Rot-weiße Turnschuhe werden Nico B. zum Verhängnis

Es ist ein bestimmtes Kleidungsstück, das immer wieder im Rahmen der Beweisaufnahme mit den einzelnen Zeugen besprochen wird: Die roten-weißen Turnschuhe, die Nico B. an jenem Tag trug. J. Krüger, ein Journalist aus Köln war am 18.01.2014 zur Tatzeit am Rudolfplatz. Er ist der Zeuge, dem die roten Schuhe von Nico B. ganz vorne in der – ansonsten schwarz-gekleideten – Köln-Dortmunder Hooligangruppe aufgefallen sind. Er ist derjenige, der das Gebrüll von Nico B. und dessen Kampfschrei zu Protokoll gibt. M. Galetta, ein weiterer geladener Zeuge, kann sich im Gerichtssaal nur noch an das Gebrüll der Schläger, dem Chaos und dem lauten Knall beim Zusammenprallen der Gruppen erinnern. Nur von den auffälligen roten Schuhen und der blauen Jeans, die er nach seiner damaligen Aussage bei der Polizei gesehen habe, erzählt er nichts.

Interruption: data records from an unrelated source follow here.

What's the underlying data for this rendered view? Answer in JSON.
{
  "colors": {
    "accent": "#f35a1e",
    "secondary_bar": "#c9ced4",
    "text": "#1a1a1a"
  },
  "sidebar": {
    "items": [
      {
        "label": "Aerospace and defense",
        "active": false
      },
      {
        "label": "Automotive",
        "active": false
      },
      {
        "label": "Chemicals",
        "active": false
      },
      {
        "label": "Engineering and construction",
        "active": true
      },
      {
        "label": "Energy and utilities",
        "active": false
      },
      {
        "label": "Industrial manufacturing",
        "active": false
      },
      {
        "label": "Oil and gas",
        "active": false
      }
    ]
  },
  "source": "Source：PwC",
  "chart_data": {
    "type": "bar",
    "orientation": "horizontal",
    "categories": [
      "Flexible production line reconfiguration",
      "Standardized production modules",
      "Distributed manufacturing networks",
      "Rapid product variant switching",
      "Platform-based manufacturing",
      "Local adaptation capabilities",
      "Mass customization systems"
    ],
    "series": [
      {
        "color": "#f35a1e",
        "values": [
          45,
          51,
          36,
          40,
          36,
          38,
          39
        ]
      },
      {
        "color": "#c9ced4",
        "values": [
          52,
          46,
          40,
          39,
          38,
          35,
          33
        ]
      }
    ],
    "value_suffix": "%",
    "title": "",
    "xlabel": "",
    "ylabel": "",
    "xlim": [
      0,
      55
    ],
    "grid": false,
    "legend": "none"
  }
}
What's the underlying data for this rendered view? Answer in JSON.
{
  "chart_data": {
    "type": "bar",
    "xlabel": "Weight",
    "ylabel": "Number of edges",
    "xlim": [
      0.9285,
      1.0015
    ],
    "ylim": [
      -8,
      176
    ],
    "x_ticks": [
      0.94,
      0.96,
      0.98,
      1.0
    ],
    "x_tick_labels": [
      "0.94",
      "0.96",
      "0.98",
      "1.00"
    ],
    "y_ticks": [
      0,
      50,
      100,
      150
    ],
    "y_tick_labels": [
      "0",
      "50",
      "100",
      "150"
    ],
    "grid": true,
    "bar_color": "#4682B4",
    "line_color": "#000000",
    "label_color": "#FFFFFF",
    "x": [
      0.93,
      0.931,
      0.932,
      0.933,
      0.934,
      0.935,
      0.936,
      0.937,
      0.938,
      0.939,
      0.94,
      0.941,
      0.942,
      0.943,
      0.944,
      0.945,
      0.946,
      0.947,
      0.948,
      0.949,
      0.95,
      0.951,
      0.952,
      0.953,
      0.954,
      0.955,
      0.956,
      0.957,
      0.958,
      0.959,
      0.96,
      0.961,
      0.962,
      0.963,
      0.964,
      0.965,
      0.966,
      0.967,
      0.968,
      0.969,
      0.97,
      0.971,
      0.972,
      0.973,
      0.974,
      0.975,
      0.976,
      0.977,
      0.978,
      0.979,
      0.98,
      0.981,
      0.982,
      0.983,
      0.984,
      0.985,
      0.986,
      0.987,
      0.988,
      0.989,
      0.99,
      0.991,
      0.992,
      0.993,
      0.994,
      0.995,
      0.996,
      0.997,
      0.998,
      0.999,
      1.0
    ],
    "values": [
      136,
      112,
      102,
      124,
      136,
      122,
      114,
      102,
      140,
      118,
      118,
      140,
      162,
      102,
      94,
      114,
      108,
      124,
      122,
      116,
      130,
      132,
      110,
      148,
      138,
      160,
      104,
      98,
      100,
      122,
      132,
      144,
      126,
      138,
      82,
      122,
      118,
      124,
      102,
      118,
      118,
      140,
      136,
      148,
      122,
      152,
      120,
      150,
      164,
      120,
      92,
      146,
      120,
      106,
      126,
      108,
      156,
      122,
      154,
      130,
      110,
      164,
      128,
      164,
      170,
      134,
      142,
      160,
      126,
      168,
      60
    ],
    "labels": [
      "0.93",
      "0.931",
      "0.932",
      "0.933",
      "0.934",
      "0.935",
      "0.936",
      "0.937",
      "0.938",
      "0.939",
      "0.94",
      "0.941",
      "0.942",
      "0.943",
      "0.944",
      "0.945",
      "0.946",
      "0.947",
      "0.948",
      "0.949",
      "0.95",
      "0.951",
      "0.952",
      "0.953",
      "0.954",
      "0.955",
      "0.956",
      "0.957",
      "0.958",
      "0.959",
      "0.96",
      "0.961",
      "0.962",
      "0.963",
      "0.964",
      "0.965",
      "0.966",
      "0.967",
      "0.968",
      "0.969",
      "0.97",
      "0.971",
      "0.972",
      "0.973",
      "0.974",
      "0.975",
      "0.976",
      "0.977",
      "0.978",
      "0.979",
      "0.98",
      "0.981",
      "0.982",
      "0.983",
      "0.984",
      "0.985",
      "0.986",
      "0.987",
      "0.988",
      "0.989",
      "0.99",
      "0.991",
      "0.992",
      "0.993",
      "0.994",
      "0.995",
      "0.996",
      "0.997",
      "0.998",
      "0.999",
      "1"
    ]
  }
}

„Mal in einer stillen Stunde in sich gehen.“

In der Urteilsverkündung der Strafkammer verdeutlicht die Vorsitzende Richterin der von Nico B. begangenen Tat innewohnenden Unrechtsgehalt: Bei einer Massenschlägerei zwischen zwei vermummten Gruppen an einem Samstagnachmittag am Rudolfplatz, wird das Sicherheitsgefühl der Menschen beeinträchtigt. Nico B. sei zwar durchaus nicht der Organisator des Aufeinandertreffens gewesen, jedoch wusste der Angeklagte, dass er die öffentliche Sicherheit und Ordnung gefährde.

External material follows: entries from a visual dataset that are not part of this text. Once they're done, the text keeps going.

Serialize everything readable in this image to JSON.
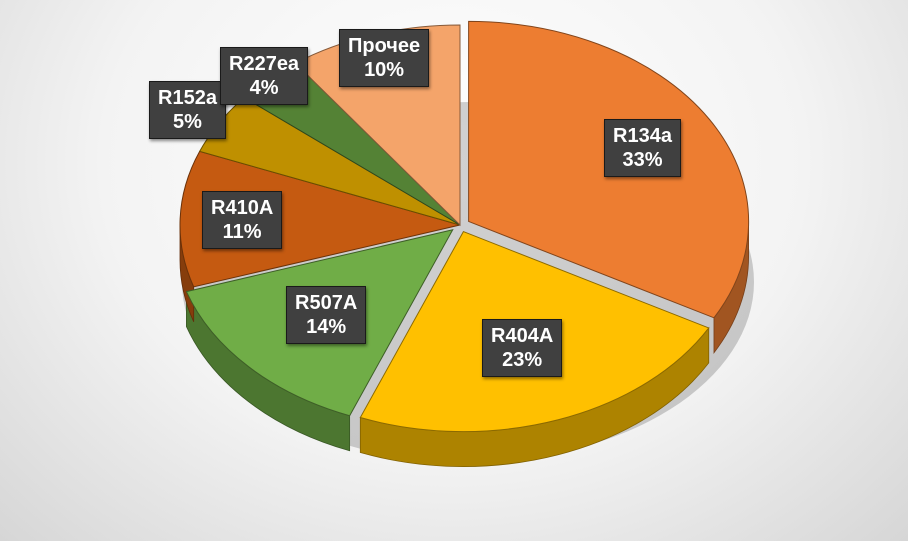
{
  "chart_data": {
    "type": "pie",
    "categories": [
      "R134a",
      "R404A",
      "R507A",
      "R410A",
      "R152a",
      "R227ea",
      "Прочее"
    ],
    "values": [
      33,
      23,
      14,
      11,
      5,
      4,
      10
    ],
    "value_labels": [
      "33%",
      "23%",
      "14%",
      "11%",
      "5%",
      "4%",
      "10%"
    ],
    "colors": [
      "#ED7D31",
      "#FFC000",
      "#70AD47",
      "#C55A11",
      "#BF9000",
      "#548235",
      "#F4A46A"
    ],
    "title": "",
    "legend": "none",
    "style": "3d-exploded"
  }
}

Strafmildernd wirkte für den Angeklagten sein Geständnis, auch wenn nur im zweiten Anlauf. Sie habe zwar Verständnis dafür, dass „das mit dem Reue-Zeigen vor Gericht manchmal so eine Sache sei“. Aber Nico B. müsse „an der Selbstreflektion arbeiten“. Sie drängte vor allem darauf, dass er nun „an einem Scheideweg in seinem Leben steht“. Sollte er so weitermachen wie bisher, sei sein Studium auch nichts mehr wert. Übrig bliebe ihm dann nur noch die „JVA Ossendorf“.